Last summer in Spain, as the coronavirus pandemic ground business to a halt at the Cervicería Giralda tapas bar in Seville's historical centre, the owners of the 98-year-old eatery decided the time was right for some much-needed renovation. As workers began peeling back the plaster covering the bar's soaring columns and chipping away at its vaulted ceilings, they were astonished by what they found.

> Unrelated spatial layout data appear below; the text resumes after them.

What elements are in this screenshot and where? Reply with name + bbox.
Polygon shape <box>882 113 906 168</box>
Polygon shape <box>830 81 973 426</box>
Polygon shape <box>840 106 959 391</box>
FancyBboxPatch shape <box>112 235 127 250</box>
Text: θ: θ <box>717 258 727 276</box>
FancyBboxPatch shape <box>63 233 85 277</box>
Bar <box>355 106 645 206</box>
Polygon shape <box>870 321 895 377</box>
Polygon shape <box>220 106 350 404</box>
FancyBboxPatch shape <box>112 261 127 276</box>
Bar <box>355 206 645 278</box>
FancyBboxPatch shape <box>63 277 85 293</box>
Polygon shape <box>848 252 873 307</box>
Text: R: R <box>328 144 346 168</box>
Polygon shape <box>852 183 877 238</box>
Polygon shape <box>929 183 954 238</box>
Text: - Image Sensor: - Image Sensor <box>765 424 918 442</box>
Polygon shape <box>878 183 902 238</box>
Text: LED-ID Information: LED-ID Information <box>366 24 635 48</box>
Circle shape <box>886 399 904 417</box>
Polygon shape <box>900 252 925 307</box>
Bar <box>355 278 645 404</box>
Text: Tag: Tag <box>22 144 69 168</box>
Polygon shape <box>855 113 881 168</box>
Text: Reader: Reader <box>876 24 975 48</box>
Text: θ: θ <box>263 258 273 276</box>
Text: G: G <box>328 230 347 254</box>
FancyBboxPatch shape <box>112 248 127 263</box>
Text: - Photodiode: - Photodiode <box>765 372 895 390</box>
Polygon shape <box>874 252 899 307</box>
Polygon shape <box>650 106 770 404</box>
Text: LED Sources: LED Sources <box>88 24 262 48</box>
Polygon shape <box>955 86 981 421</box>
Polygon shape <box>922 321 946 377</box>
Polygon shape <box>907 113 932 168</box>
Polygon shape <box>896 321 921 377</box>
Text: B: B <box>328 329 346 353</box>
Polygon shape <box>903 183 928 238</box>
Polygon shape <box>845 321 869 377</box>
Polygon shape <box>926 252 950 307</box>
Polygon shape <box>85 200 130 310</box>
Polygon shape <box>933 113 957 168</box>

Buried beneath the paint were the remains of a remarkably ornate Islamic hammam from the 12th Century, complete with skylights carved in the form of eight-pointed stars and elaborate red ochre paintings of geometric motifs representing the night sky.
This former Arab bathhouse dates from the days when the southern Spanish city was ruled by the Almohad caliphate, a Berber Empire that once reigned over much of North Africa and the Iberian Peninsula. Its discovery helps paint a better picture of urban Islamic life in 12th-Century Seville, and is the latest of several former bathhouses that have been identified around the city's central Mudéjar-style mosque, the Royal Alcázar palace .
Historians believe these bathhouses were used by devotees to cleanse themselves before entering the mosque to pray. They also likely served as gathering places to socialise, talk business or just relax. Perhaps it's fitting, then, that instead of being turned into a museum, this hammam-turned-tapas bar is still a place to meet, chat and let your cares wash away.